History of the Baldwin Water Treatment Plant
Cleveland Water has a long history of providing safe, great-tasting water. We’ve grown from a single pump station delivering untreated water through just 13 miles of mains in 1856 to four state-of-art treatment facilities serving 1.4 million customers through a network of 5,300 miles of mains.
Let's look at the history of our second oldest treatment facility, the Baldwin Water Treatment Plant.
Located at the intersection of Stokes Blvd. and Martin Luther King Jr. Dr. and named after the road that use to bisect the property, Baldwin was placed into service in 1925. With its opening, filtered and chlorinated water was delivered to all Cleveland Water customers for the first time.
Before its construction, the site of the Baldwin plant was originally home to the 80-million-gallon open-air Fairmount Reservoir and the original Fairmount Pump Station. From 1885 to 1904, water was pumped from the Division Avenue Pumping Station (now the site of our Morgan Water Treatment Plant) to the Fairmount Reservoir. The Fairmount Pump Station drew water from the reservoir and delivered it to customers located at higher elevations.

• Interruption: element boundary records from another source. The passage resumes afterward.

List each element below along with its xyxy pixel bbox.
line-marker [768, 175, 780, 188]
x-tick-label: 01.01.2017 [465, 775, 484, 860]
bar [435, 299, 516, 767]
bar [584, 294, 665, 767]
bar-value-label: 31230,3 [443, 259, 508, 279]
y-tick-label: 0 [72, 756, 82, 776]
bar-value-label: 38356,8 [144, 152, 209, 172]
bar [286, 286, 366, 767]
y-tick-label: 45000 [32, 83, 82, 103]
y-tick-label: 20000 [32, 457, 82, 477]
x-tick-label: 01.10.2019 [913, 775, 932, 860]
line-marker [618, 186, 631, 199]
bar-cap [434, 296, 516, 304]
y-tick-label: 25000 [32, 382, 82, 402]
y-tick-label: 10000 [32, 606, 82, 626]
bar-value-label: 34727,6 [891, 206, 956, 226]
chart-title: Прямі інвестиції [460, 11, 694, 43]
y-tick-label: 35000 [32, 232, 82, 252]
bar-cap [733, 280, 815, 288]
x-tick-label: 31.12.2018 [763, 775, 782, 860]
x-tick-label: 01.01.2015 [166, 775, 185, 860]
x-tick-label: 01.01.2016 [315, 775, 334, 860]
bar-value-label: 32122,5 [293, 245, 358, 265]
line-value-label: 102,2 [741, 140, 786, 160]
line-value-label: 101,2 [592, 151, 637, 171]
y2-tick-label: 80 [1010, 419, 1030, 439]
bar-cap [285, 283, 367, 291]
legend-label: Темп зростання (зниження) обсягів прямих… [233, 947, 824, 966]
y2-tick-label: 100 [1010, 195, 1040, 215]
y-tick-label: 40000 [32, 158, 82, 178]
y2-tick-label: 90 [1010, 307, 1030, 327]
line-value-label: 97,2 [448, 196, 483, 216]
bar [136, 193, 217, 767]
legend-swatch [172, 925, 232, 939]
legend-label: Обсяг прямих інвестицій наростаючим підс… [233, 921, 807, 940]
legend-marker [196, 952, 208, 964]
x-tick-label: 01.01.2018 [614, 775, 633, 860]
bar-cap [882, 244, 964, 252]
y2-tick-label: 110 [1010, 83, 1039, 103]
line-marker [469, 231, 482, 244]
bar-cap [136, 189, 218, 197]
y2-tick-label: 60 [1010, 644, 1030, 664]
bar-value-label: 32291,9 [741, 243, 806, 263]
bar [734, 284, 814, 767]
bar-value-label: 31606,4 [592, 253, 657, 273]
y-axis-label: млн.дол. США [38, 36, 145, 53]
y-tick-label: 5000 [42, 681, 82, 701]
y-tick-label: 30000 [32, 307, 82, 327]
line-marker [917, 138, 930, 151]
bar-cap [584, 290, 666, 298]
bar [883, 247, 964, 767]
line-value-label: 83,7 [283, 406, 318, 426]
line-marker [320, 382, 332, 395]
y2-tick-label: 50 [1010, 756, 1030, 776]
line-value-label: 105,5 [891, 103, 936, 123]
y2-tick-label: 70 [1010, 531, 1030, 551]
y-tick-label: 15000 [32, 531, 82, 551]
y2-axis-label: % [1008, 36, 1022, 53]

In 1904, new infrastructure was built to meet the needs of Cleveland’s growing population and improve water quality for its residents. A new raw water intake and pump station were constructed and connected via a 9-foot diameter brick tunnel built 50 feet below the bed of Lake Erie. The location of the intake 5 miles offshore provided cleaner water that was less impacted by land-based pollution and dramatically reduced cases of waterborne illness among Cleveland residents.
The Kirtland Pump Station, located near the present-day intersection of S. Marginal Rd. and E. 49th St., delivered untreated water to the Fairmount Reservoir for distribution to customers. In 1911, chlorine equipment was added at Kirtland to provide the first form of water treatment in Cleveland. And in 1914, additional pumps were added to the Fairmount Pump Station to deliver water to customers located farther out and at higher elevations.
In the early 1920s construction began on the current Baldwin plant, then called the Baldwin Filtration Plant and Reservoir, to serve the growing city. Designed by architect Herman Kregelius, it features a 750-long Palladian-style filtration building and a covered underground reservoir carved out of solid rock. With a capacity of 135 million gallons, the Baldwin Reservoir was the largest in the world at the time it was built.
Since its construction, Baldwin and its supporting facilities have undergone several renovations and updates. The Kirtland Pump Station was repurposed and renovated in the late 1920s to deliver lake water directly to Baldwin for treatment via twin 60-inch express mains, each five miles long. In 1968 the original steam-powered pumps were replaced with new electrically powered ones.
In 1964, the water intake crib was updated with automated light and sound warnings for boaters. The bell that had been previously used to warn boaters is on display at Baldwin.
From 2001 to 2012 Baldwin underwent $156 million in major renovations as part of Cleveland Water’s Plant Enhancement Program. Some of the key upgrades included the installation of a plant-wide automation system, the installation of two new service pumps, a new in-line rapid mix, mechanical flocculation, rehabilitated filters, a safer chlorine feed system, and two new pumps at Kirtland.
Today, Baldwin pumps an average of 70 million gallons of water a day to residents and businesses located in downtown, the east side of Cleveland, and the eastern and southeastern suburbs. The 1904 intake still supplies lake water to the plant and the large orange structure sitting on top has become known as the 5-mile Crib. It is the only one of our four water intakes visible above the surface of the lake.